Open ValWood opened 3 months ago
I think this is the case:
The Sulfate Reducing Pathway: This pathway is more common in sulfate-reducing bacteria and archaea. It involves the reduction of sulfate to hydrogen sulfide (H₂S), which is then used for various metabolic processes.
in yeast its The Adenosine Phosphosulfate (APS) Pathway: This is the primary sulfate assimilation pathway in plants, bacteria, and some fungi. It involves the reduction of sulfate (SO₄²⁻) to sulfide (S²⁻) through a series of intermediates, including adenosine 5'-phosphosulfate (APS) and 3'-phosphoadenosine 5'-phosphosulfate (PAPS). The sulfide is then incorporated into cysteine and other sulfur-containing compounds.
but they probably have shared enzymes?
Actually hydrogen sulphide is the output, ignore
I did a bit more digging here because there were multiple ways to describe the same pathway
sufate assimilation vs hydrogen sulphide biosynthesis.
It seems that although hydrogen sulphide can be formed via these pathways it is usually incorporated into amino acids like cysteine rather than being released as H₂S. Therefore, this pathway is more about biosynthesis of sulfur-containing compounds rather than H₂S specifically.
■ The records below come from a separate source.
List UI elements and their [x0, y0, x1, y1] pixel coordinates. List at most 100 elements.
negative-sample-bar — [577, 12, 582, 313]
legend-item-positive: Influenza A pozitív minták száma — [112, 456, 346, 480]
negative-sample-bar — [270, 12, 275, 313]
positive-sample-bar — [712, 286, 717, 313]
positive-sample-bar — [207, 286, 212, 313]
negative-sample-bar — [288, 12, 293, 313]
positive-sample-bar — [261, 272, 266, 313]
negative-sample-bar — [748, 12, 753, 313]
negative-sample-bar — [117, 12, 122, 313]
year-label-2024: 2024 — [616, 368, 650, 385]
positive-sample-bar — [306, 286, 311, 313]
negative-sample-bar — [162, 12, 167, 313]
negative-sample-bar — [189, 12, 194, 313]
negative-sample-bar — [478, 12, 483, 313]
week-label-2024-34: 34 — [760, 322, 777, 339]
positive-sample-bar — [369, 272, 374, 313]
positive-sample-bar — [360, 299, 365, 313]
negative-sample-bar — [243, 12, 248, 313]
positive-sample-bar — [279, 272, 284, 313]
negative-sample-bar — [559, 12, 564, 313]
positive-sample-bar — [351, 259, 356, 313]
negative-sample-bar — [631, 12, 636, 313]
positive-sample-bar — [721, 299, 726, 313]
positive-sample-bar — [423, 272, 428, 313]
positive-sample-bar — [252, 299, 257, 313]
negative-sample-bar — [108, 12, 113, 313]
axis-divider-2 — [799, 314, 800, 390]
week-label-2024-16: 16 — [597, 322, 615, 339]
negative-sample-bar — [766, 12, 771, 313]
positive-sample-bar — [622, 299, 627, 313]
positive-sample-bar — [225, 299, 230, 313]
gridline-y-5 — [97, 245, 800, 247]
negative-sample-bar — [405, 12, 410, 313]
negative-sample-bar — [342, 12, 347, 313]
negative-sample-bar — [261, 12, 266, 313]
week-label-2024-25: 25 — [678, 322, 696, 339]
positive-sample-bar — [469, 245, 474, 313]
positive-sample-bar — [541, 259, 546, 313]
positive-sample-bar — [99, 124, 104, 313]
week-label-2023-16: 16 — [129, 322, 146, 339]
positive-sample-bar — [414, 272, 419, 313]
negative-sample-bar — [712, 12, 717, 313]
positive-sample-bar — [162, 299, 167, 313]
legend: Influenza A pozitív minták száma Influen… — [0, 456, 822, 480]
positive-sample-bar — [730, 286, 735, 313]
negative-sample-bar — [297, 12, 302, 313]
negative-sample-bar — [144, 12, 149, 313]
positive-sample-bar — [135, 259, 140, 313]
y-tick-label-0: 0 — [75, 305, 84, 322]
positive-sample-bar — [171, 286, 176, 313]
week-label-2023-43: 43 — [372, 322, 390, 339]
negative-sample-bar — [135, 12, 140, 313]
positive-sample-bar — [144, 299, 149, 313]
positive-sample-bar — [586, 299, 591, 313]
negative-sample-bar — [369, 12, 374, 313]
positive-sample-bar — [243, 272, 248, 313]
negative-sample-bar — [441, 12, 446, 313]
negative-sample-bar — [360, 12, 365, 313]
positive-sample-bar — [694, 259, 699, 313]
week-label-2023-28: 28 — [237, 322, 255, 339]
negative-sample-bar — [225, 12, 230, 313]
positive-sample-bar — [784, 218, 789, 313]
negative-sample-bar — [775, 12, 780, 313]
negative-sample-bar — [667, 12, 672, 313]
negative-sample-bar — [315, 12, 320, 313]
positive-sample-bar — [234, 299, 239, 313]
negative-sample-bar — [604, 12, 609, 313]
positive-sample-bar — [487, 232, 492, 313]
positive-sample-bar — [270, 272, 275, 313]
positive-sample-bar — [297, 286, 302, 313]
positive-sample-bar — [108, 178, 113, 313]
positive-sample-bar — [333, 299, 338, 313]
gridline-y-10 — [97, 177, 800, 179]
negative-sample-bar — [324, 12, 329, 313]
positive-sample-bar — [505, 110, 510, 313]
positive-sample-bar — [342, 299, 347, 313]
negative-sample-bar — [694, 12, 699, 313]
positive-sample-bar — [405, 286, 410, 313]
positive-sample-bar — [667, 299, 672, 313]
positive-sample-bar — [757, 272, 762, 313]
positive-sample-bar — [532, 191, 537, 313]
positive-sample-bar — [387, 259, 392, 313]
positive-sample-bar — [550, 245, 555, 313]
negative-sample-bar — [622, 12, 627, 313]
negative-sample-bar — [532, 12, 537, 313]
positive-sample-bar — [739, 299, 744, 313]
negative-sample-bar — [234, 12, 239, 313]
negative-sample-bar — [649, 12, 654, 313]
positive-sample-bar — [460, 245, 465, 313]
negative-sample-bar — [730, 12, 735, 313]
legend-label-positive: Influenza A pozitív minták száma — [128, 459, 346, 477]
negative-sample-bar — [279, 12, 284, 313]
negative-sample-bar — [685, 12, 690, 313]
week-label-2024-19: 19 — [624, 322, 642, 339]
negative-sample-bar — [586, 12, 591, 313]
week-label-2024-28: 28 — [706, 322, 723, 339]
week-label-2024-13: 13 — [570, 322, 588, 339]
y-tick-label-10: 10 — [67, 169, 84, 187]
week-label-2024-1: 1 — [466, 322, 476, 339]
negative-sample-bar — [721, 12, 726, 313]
They are not primarily considered hydrogen sulfide biosynthesis pathways. The term "hydrogen sulfide biosynthesis" is more accurately applied to processes like dissimilatory sulfate reduction carried out by sulfate-reducing bacteria, where the production of H₂S is the primary outcome. SO I will filer this term and ask for a taxon restriction after all.
UniProt UniRule (ID and label):
Sequences with problematic annotation (ID + gene/protein name):
https://www.pombase.org/gene/SPAC1782.11
Description of issue
GO:0070814 | hydrogen sulfide biosynthetic process | IEA with UPA00140 | GO_REF:0000041
This is part of sulphate assimilation, maybe the hydrogen sulfide biosynthetic process is something bacterial?